Researchers examined data on 8,332 youth diagnosed with type 1 diabetes between the ages of 6 months and 15 years (median age at diagnosis 6.1 years) and treated at one of 311 diabetes centers in Germany, Austria, Switzerland and Luxembourg from 2004 to 2014. The study included 4,004 youth who initiated insulin pump therapy within six months of diagnosis, and 4,328 youth who had delayed insulin pump initiation until the second or third year.
After a median follow-up period of 6.7 years, the patients with earlier insulin pump initiation had lower mean HbA1c (7.9% and 62.6 mmol/mol) than those with delayed initiation (8.0% and 64.1 mmol/mol).
Youth in the early-initiation group also had lower rates of hypoglycemic coma (incidence risk ratio 0.44) and hospitalization (IRR 0.86) than youth with delayed insulin pump initiation.
“We already knew that an insulin pump could have a beneficial effect on diabetes outcomes, but the optimal time to start was not clear,” said lead study author Dr.

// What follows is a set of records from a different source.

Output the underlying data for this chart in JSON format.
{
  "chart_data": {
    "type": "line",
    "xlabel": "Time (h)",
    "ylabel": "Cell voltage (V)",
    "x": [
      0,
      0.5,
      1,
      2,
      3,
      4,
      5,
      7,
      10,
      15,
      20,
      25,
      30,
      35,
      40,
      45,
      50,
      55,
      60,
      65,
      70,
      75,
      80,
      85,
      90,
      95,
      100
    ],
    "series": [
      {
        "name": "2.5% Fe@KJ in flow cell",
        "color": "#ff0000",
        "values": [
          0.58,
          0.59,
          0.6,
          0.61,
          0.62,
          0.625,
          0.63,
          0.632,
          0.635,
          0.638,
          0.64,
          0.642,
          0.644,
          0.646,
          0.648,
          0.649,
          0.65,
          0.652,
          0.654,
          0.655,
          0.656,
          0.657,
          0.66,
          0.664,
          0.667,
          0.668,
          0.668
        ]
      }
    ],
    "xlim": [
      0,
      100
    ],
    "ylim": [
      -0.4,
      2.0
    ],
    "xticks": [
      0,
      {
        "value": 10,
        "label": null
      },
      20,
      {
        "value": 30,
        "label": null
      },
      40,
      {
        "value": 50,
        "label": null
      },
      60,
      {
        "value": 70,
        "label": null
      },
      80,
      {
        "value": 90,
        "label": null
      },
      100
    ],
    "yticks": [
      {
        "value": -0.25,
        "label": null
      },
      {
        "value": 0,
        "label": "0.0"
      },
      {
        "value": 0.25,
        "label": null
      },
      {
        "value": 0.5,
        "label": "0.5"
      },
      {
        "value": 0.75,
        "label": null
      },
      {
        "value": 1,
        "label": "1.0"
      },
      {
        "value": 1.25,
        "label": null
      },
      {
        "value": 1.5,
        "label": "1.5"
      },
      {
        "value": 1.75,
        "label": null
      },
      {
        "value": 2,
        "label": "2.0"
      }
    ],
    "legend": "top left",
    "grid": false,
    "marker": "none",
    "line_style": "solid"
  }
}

Clemens Kamrath of the division of pediatric endocrinology and diabetology at the Center of Child and Adolescent Medicine at Justus Liebig University in Giessen, Germany.
The exact reason for the benefits of early insulin pump initiation aren’t clear from the study, Dr. Kamrath said by email.

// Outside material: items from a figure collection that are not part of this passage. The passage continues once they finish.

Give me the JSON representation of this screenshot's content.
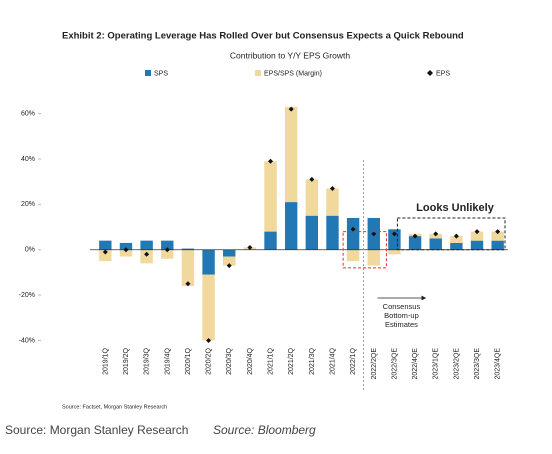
{
  "chart_data": {
    "type": "bar",
    "title": "Exhibit 2: Operating Leverage Has Rolled Over but Consensus Expects a Quick Rebound",
    "subtitle": "Contribution to Y/Y EPS Growth",
    "stacked": true,
    "categories": [
      "2019/1Q",
      "2019/2Q",
      "2019/3Q",
      "2019/4Q",
      "2020/1Q",
      "2020/2Q",
      "2020/3Q",
      "2020/4Q",
      "2021/1Q",
      "2021/2Q",
      "2021/3Q",
      "2021/4Q",
      "2022/1Q",
      "2022/2QE",
      "2022/3QE",
      "2022/4QE",
      "2023/1QE",
      "2023/2QE",
      "2023/3QE",
      "2023/4QE"
    ],
    "series": [
      {
        "name": "SPS",
        "type": "bar",
        "color": "#2178b4",
        "values": [
          4,
          3,
          4,
          4,
          0.5,
          -11,
          -3,
          0,
          8,
          21,
          15,
          15,
          14,
          14,
          9,
          6,
          5,
          3,
          4,
          4
        ]
      },
      {
        "name": "EPS/SPS (Margin)",
        "type": "bar",
        "color": "#f1d89c",
        "values": [
          -5,
          -3,
          -6,
          -4,
          -16,
          -29,
          -4,
          1,
          31,
          42,
          16,
          12,
          -5,
          -7,
          -2,
          1,
          2,
          3,
          4,
          4
        ]
      },
      {
        "name": "EPS",
        "type": "scatter",
        "color": "#111111",
        "values": [
          -1,
          0,
          -2,
          0,
          -15,
          -40,
          -7,
          1,
          39,
          62,
          31,
          27,
          9,
          7,
          7,
          6,
          7,
          6,
          8,
          8
        ]
      }
    ],
    "ylim": [
      -42,
      66
    ],
    "yticks": [
      {
        "value": -40,
        "label": "-40%"
      },
      {
        "value": -20,
        "label": "-20%"
      },
      {
        "value": 0,
        "label": "0%"
      },
      {
        "value": 20,
        "label": "20%"
      },
      {
        "value": 40,
        "label": "40%"
      },
      {
        "value": 60,
        "label": "60%"
      }
    ],
    "annotations": [
      "Looks Unlikely",
      "Consensus",
      "Bottom-up",
      "Estimates"
    ],
    "source": "Source: Factset, Morgan Stanley Research",
    "caption": [
      "Source: Morgan Stanley Research",
      "Source: Bloomberg"
    ]
  }
}
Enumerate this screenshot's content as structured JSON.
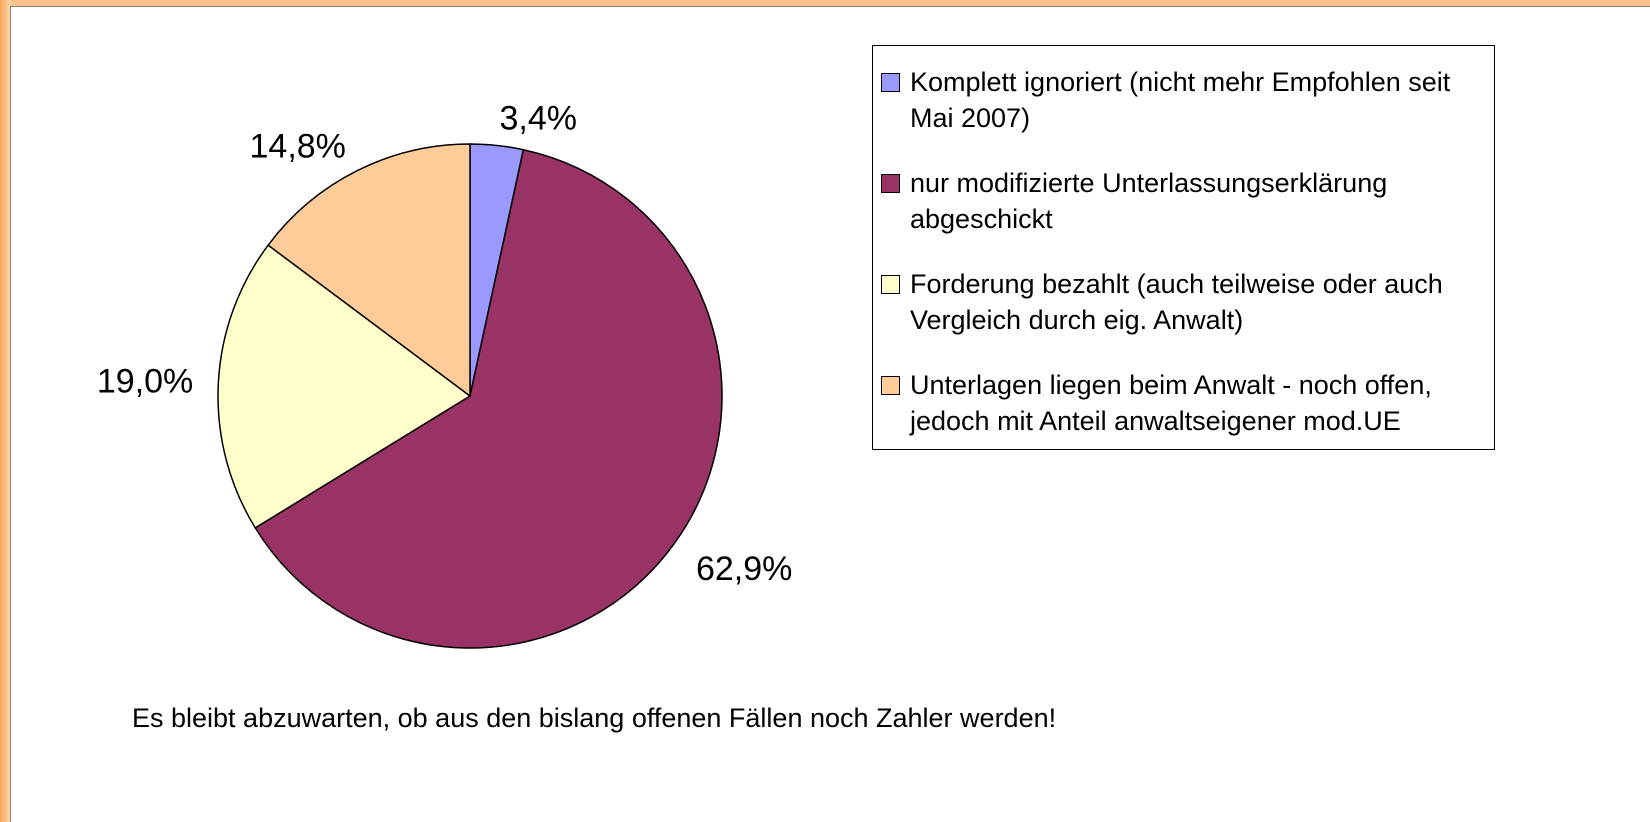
{
  "chart_data": {
    "type": "pie",
    "categories": [
      "Komplett ignoriert (nicht mehr Empfohlen seit Mai 2007)",
      "nur modifizierte Unterlassungserklärung abgeschickt",
      "Forderung bezahlt (auch teilweise oder auch Vergleich durch eig. Anwalt)",
      "Unterlagen liegen beim Anwalt - noch offen, jedoch mit Anteil anwaltseigener mod.UE"
    ],
    "values": [
      3.4,
      62.9,
      19.0,
      14.8
    ],
    "value_labels": [
      "3,4%",
      "62,9%",
      "19,0%",
      "14,8%"
    ],
    "colors": [
      "#9999ff",
      "#993366",
      "#ffffcc",
      "#ffcc99"
    ],
    "legend": "right",
    "annotation": "Es bleibt abzuwarten, ob aus den bislang offenen Fällen noch Zahler werden!"
  }
}
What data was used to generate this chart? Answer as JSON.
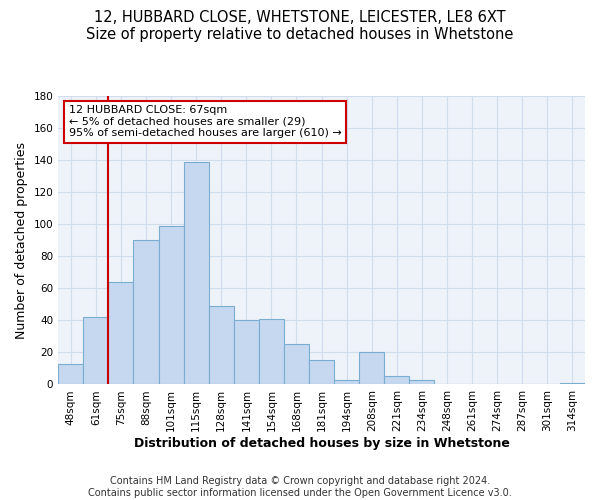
{
  "title1": "12, HUBBARD CLOSE, WHETSTONE, LEICESTER, LE8 6XT",
  "title2": "Size of property relative to detached houses in Whetstone",
  "xlabel": "Distribution of detached houses by size in Whetstone",
  "ylabel": "Number of detached properties",
  "bar_labels": [
    "48sqm",
    "61sqm",
    "75sqm",
    "88sqm",
    "101sqm",
    "115sqm",
    "128sqm",
    "141sqm",
    "154sqm",
    "168sqm",
    "181sqm",
    "194sqm",
    "208sqm",
    "221sqm",
    "234sqm",
    "248sqm",
    "261sqm",
    "274sqm",
    "287sqm",
    "301sqm",
    "314sqm"
  ],
  "bar_heights": [
    13,
    42,
    64,
    90,
    99,
    139,
    49,
    40,
    41,
    25,
    15,
    3,
    20,
    5,
    3,
    0,
    0,
    0,
    0,
    0,
    1
  ],
  "bar_color": "#c5d8f0",
  "bar_edge_color": "#7aadcf",
  "vline_color": "#cc0000",
  "annotation_title": "12 HUBBARD CLOSE: 67sqm",
  "annotation_line1": "← 5% of detached houses are smaller (29)",
  "annotation_line2": "95% of semi-detached houses are larger (610) →",
  "annotation_box_color": "#ffffff",
  "annotation_box_edge": "#cc0000",
  "ylim": [
    0,
    180
  ],
  "yticks": [
    0,
    20,
    40,
    60,
    80,
    100,
    120,
    140,
    160,
    180
  ],
  "footer1": "Contains HM Land Registry data © Crown copyright and database right 2024.",
  "footer2": "Contains public sector information licensed under the Open Government Licence v3.0.",
  "title1_fontsize": 10.5,
  "title2_fontsize": 9.5,
  "axis_label_fontsize": 9,
  "tick_fontsize": 7.5,
  "footer_fontsize": 7,
  "grid_color": "#d0dded"
}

“It could be that patients and parents benefit more from training if they start insulin pump therapy early,” Dr. Kamrath said. “The diabetes team also takes more time for training immediately after diagnosis than later.”

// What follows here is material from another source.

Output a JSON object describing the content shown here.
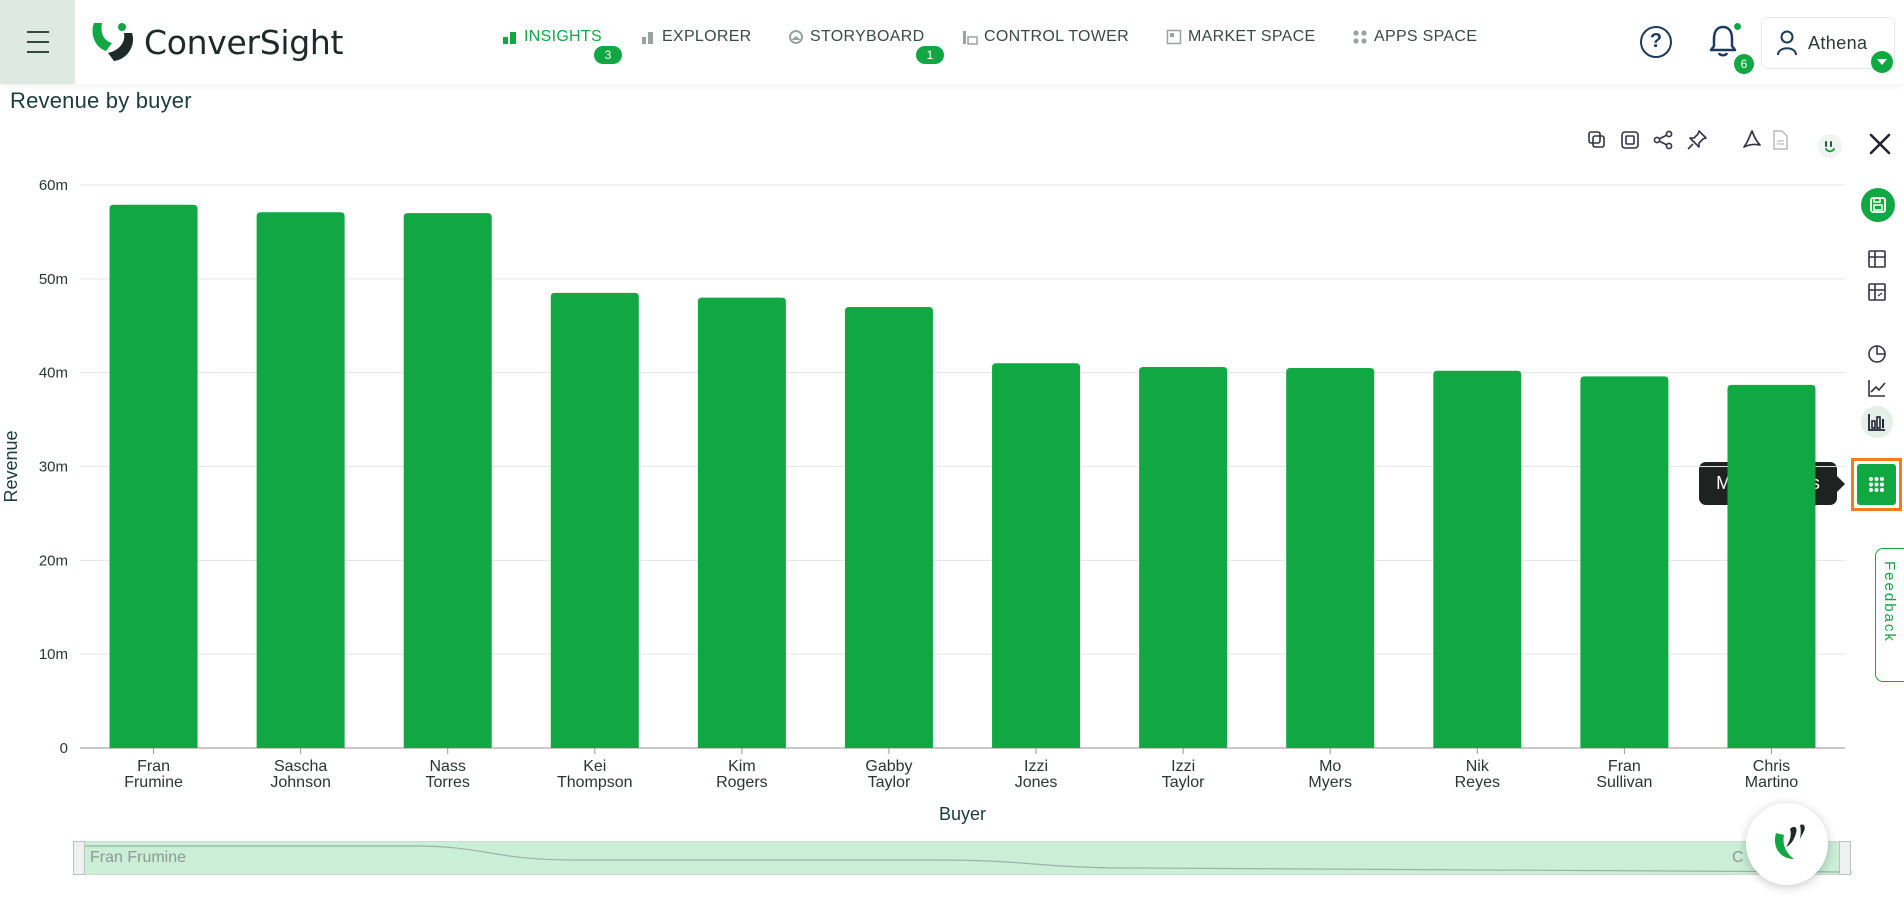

There were also cardiovascular benefits associated with early insulin pump initiation, researchers report in The Lancet Child & Adolescent Health.
Mean systolic blood pressure in the early-initiation group was lower than with delayed initiation (117.6 mmHg vs 118.5 mmHg).
Mean HDL cholesterol was higher in the early-initiation group than with delayed initiation (62.8 mg/dL vs 60.6 mg/dL).
Diastolic blood pressure, however, wasn’t significantly different between the groups, and neither was LDL cholesterol, non-HDL cholesterol, triglycerides or estimated body mass index standard deviation scores.
One limitation of the study is that researchers lacked data on the indications for insulin pump initiation at the individual patient level, the study team notes.
They also lacked the data to account for some factors that might influence health outcomes for these patients, such as socioeconomic status, and parental income and education levels.
Even so, the results underscore the potential for early insulin pump initiation to benefit kids, said Dr. Simon Heller, a clinical professor of diabetes at the University of Sheffield in the UK who wasn’t involved in the study.
“I think this study demonstrates that pumps when used by engaged families can probably overcome at least in part the limitations of injected insulin therapy,” Dr. Heller said by email. “Reductions in severe hypoglycemia, the main benefit, are really worthwhile, particularly in the youngest children whose developing brains are most at risk of repeated hypoglycemia.”